Microsoft Azure has deployed the world’s first production-scale NVIDIA GB300 NVL72 supercomputing cluster, marking a new era in AI infrastructure and U.S. technological leadership. The new NDv6 GB300 virtual machine (VM) series features more than 4,600 NVIDIA Blackwell Ultra GPUs connected via the Quantum-X800 InfiniBand platform. Purpose-built for OpenAI’s most demanding inference and training workloads, this cluster represents the most advanced co-engineered system yet between Microsoft and NVIDIA.
Each GB300 NVL72 rack combines 72 NVIDIA Blackwell Ultra GPUs and 36 Grace CPUs into a unified, liquid-cooled system delivering 37 TB of high-speed memory and 1.44 exaflops of FP4 Tensor Core performance per VM. NVLink Switch 5.0 technology enables 130 TB/s of intra-rack bandwidth, turning each rack into a single logical accelerator for reasoning, multimodal, and agentic AI models. At scale, NVIDIA Quantum-X800 InfiniBand interconnects more than 4,600 GPUs with 800 Gbps per-GPU bandwidth, advanced adaptive routing, congestion control, and SHARP v4 in-network computing to maximize throughput and minimize synchronization overhead.
Azure’s next-generation data center architecture integrates custom power distribution, high-density liquid cooling, and re-engineered orchestration stacks to sustain the compute intensity of trillion-parameter model development.
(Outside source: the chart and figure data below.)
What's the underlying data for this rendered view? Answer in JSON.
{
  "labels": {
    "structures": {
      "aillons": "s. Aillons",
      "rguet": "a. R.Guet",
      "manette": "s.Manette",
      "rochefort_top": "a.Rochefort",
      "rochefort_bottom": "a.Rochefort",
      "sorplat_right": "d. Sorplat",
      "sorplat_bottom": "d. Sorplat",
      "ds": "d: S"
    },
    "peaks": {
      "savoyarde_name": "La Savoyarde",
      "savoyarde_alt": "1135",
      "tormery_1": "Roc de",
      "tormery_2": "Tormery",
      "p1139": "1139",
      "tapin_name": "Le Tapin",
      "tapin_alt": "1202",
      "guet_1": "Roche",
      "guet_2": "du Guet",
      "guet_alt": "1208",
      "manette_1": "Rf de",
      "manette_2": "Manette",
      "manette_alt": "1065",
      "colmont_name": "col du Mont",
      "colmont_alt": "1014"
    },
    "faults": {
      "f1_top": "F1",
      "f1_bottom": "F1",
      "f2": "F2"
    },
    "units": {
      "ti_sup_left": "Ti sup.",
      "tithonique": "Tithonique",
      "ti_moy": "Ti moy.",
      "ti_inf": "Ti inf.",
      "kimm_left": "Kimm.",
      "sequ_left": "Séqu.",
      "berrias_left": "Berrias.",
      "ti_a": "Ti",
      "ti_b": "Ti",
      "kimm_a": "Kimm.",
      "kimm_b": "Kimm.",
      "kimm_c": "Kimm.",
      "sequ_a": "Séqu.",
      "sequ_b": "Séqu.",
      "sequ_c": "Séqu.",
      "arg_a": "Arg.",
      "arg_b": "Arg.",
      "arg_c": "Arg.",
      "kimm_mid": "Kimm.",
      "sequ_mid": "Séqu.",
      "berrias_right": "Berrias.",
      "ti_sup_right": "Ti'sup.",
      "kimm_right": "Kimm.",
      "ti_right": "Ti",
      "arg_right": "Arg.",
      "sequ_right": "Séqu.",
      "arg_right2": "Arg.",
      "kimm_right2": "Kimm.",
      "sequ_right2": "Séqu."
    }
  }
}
The platform leverages NVIDIA’s full-stack AI software, including NVFP4 precision formats, compiler optimizations such as NVIDIA Dynamo, and communication libraries tuned for large-scale parallelism. In recent MLPerf Inference v5.1 benchmarks, the GB300 NVL72 achieved up to 5× higher throughput per GPU on the 671-billion-parameter DeepSeek-R1 reasoning model compared with the prior Hopper architecture, and led all new categories including the Llama 3.1 405B model.
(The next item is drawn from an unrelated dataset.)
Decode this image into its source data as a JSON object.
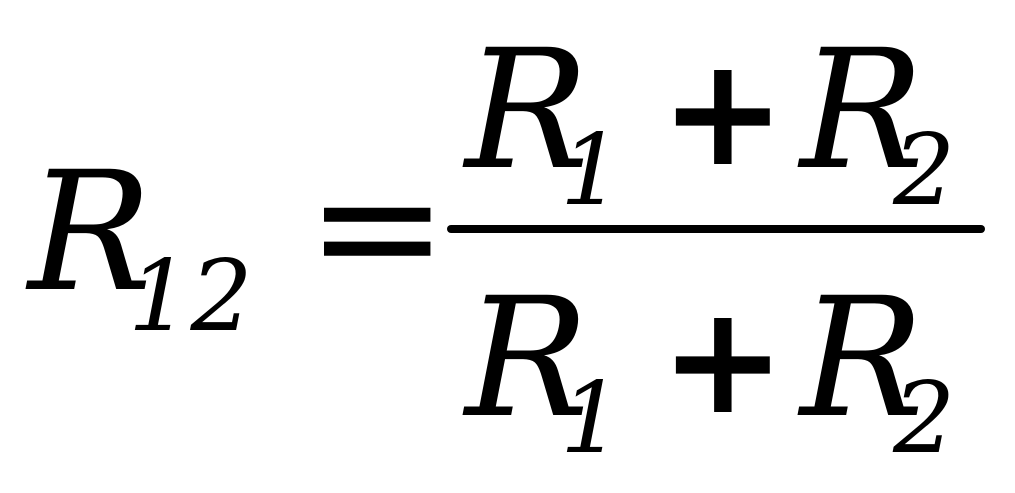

“Delivering the industry’s first at-scale NVIDIA GB300 NVL72 production cluster for frontier AI is an achievement that goes beyond powerful silicon — it reflects Microsoft Azure and NVIDIA’s shared commitment to optimize all parts of the modern AI data center,” said Nidhi Chappell, Corporate Vice President of Microsoft Azure AI Infrastructure.
🌐 Analysis: This deployment places Microsoft as the first hyperscaler to operationalize NVIDIA’s Blackwell Ultra platform at production scale, ahead of AWS, Google, and Oracle. The Azure–NVIDIA collaboration positions the platform as the reference design for future frontier AI infrastructure, providing OpenAI with a faster path to multitrillion-parameter reasoning and multimodal systems. NVIDIA’s aggressive cadence from GB200 to GB300 underscores the accelerating AI hardware race, while Microsoft’s system-level integration signals how hyperscalers are reshaping data centers for exascale AI computing.